Homemade chicken soup is the best thing to eat if you're suffering from a cold or flu. And it's just plain yummy. If the directions here aren't clear, please contact me and I can clarify! I'd love the world to learn how to “use the whole bird” and get healthy, too.

What should you do with the left over bones?

Recently I discovered my double-bagged left over bones had been eaten by one (or all) of my four pets. Seriously, the only way I knew what had been in the bags is because I could smell chicken. It. Was. Empty. I waited and watched to see which one would get sick. But none of them did. Weird.

But then I tried something with the recent batch I made. When the bones had cooled enough to handle, I picked one up and broke it. It crumbled in my hand. I picked up the biggest one. It easily broke in half. That is when I became curious and realized I could probably do something with the leftovers.

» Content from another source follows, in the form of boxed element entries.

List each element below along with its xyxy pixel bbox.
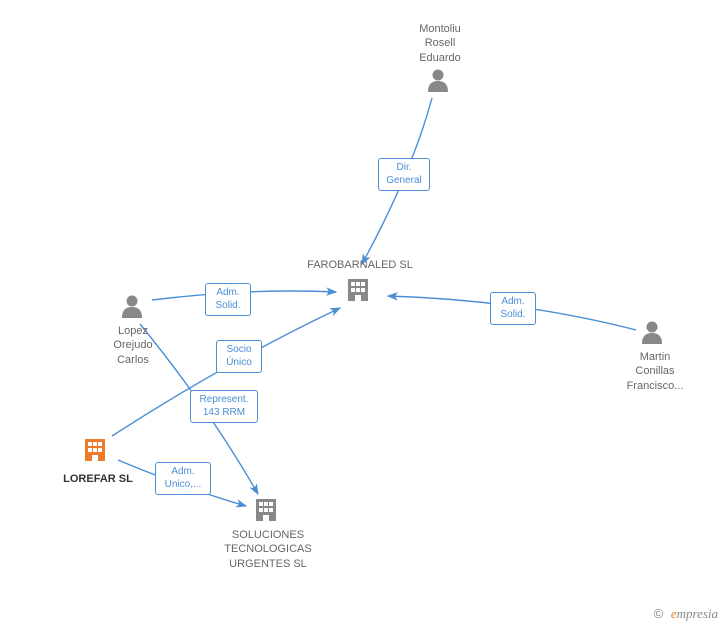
node-label-lorefar[interactable]: LOREFAR SL [58,472,138,486]
brand-rest: mpresia [677,606,718,621]
copyright-symbol: © [654,606,664,621]
node-label-martin[interactable]: Martin Conillas Francisco... [620,350,690,393]
edge-label-lorefar-soluciones[interactable]: Adm. Unico,... [155,462,211,495]
person-icon[interactable] [427,68,449,97]
building-icon[interactable] [346,277,370,308]
footer-branding: © empresia [654,606,718,622]
edges-layer [0,0,728,630]
person-icon[interactable] [641,320,663,349]
edge-label-martin-farobarnaled[interactable]: Adm. Solid. [490,292,536,325]
building-icon[interactable] [254,497,278,528]
node-label-montoliu[interactable]: Montoliu Rosell Eduardo [410,22,470,65]
node-label-soluciones[interactable]: SOLUCIONES TECNOLOGICAS URGENTES SL [218,528,318,571]
edge-label-lopez-soluciones[interactable]: Represent. 143 RRM [190,390,258,423]
node-label-farobarnaled[interactable]: FAROBARNALED SL [300,258,420,272]
diagram-canvas: Montoliu Rosell Eduardo FAROBARNALED SL Lo… [0,0,728,630]
node-label-lopez[interactable]: Lopez Orejudo Carlos [105,324,161,367]
edge-label-lopez-farobarnaled[interactable]: Adm. Solid. [205,283,251,316]
edge-label-montoliu-farobarnaled[interactable]: Dir. General [378,158,430,191]
person-icon[interactable] [121,294,143,323]
edge-label-lorefar-farobarnaled[interactable]: Socio Único [216,340,262,373]
building-icon[interactable] [83,437,107,468]
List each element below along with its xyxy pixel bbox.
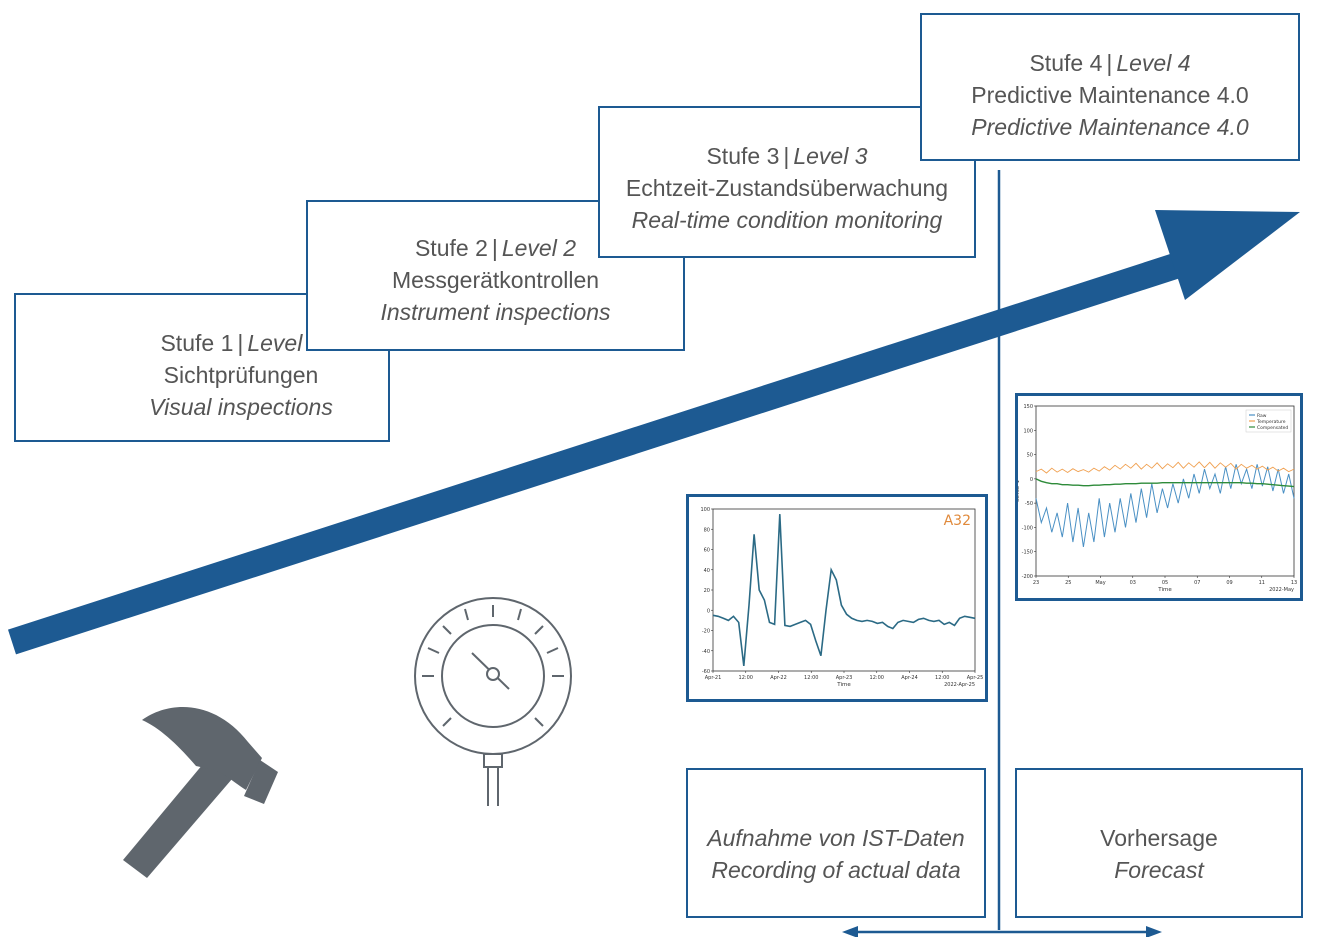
level-1-title-en: Visual inspections: [149, 394, 333, 420]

I'm not confident enough to use the bones for pet food, but have read that some people feed them to their cats (after grinding).
What I can advise you to do is dry them out for a few days, or in the oven. Then, put them inside an old pillow case or other bag and literally hammer them to little pieces/powder. This is essentially bone meal, and can be added to compost, or collected over time and added to your garden as soil amendments. It is loaded with phosphorus, but I've read that you should adjust the pH of your soil to under 7 in order for it to be most useful.

If you don't garden, but know someone who does, consider using the bones to make bone meal, and collect it in a jar each time. Then gift it to your friend!